A doação inicial feita por Guilherme foi apenas a primeira de uma série que a seguiu. Logo após a criação, em janeiro de 2022, o espaço recebeu uma doação de 800 mangás feita pela Fundação Japão, organização vinculada ao Ministério dos Negócios Estrangeiros do país asiático que tem por objetivo promover o intercâmbio cultural.
Atualmente, a gibiteca já conta com mais de 8 mil volumes, entre histórias clássicas de super-heróis da Marvel, DC Comics e Sandman — entre outros –, mangás, o francês Asterix, a argentina Mafalda, fumettis italianos, coletâneas de charges e cartuns, obras de veteranos e novos artistas nacionais, como é o caso do próprio Guilherme, autor, entre outras obras, de “Divas Brasileiras”, que conta a história de 10 mulheres que quebraram paradigmas culturais no Brasil ao longo do século XX.
Um dos primeiros estandes da gibiteca é voltado justamente para obras nacionais e locais recentes, entre as quais o curador destaca trabalhos como o “Beco do Rosário”, da quadrinista gaúcha Ana Luiza Koehler, que se passa na Porto Alegre dos anos 1920 e retrata o processo de expansão da Capital, marcado pela desigualdade social e pelo racismo. Outra obra destacada por Guilherme é “Alvorada”, de autoria de Pablito Aguiar, que conta em quadrinhos histórias reais de 23 moradores do município da Região Metropolitana. A obra teve uma sessão de lançamento na própria gibiteca em 2022.
“É preciso tirar esse ranço de que quadrinhos é voltado só para crianças, tanto é que aqui na gibiteca a maioria dos quadrinhos não são para crianças. Os quadrinhos infantis estão em outro espaço, na biblioteca infantil da Casa de Cultura Mário Quintana.

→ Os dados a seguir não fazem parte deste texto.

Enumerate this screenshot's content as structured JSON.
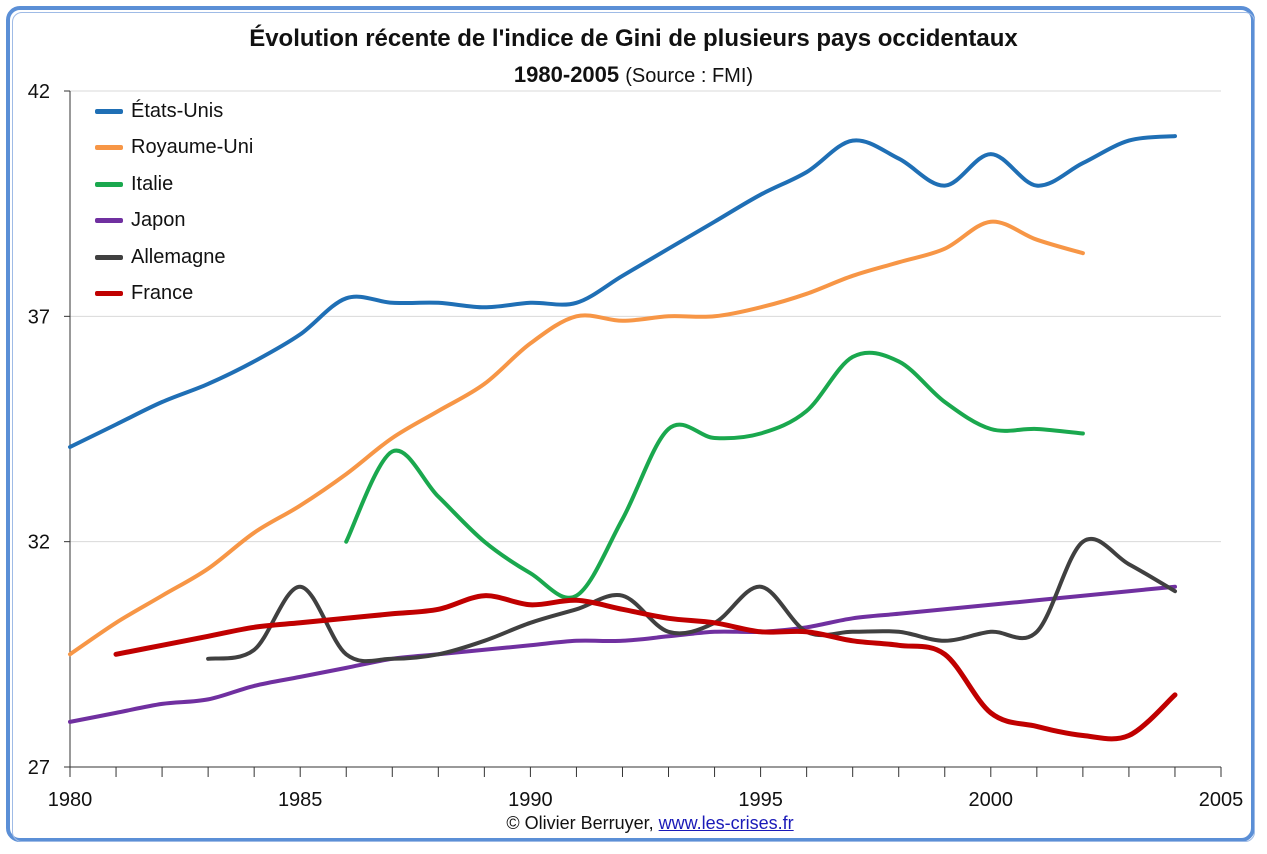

Então, acho que o trabalho da gibiteca também é conscientizar que existem quadrinhos para todos os tipos de pessoas, com todos os tipos de temas, como na França é sabido disso, ou como no Japão, onde existem mangás para pessoas de idade avançada ou para bebês, por exemplo”, diz Guilherme.
O curador pontua ainda que a presença dos quadrinhos na Biblioteca Pública é uma forma de enfrentar os estigmas e a resistência em considerar suas histórias como literatura. “Ter um espaço pros quadrinhos reforça sua importância, institucionaliza os quadrinhos, os transforma num material de consulta importante para novas gerações que querem fazer quadrinhos ou que gostam de quadrinhos e não têm acesso a tanta diversidade de material”, diz
Em conversa recente com o Sul21, a nova diretora da BPE, Ana Maria de Souza, contou que os usuários da gibiteca foram um dos primeiros grupos que entraram em contato após ela assumir o cargo e que uma das primeiras medidas de sua gestão, iniciada em março, foi começar o processo de catalogação digital da gibiteca, já em fase de execução.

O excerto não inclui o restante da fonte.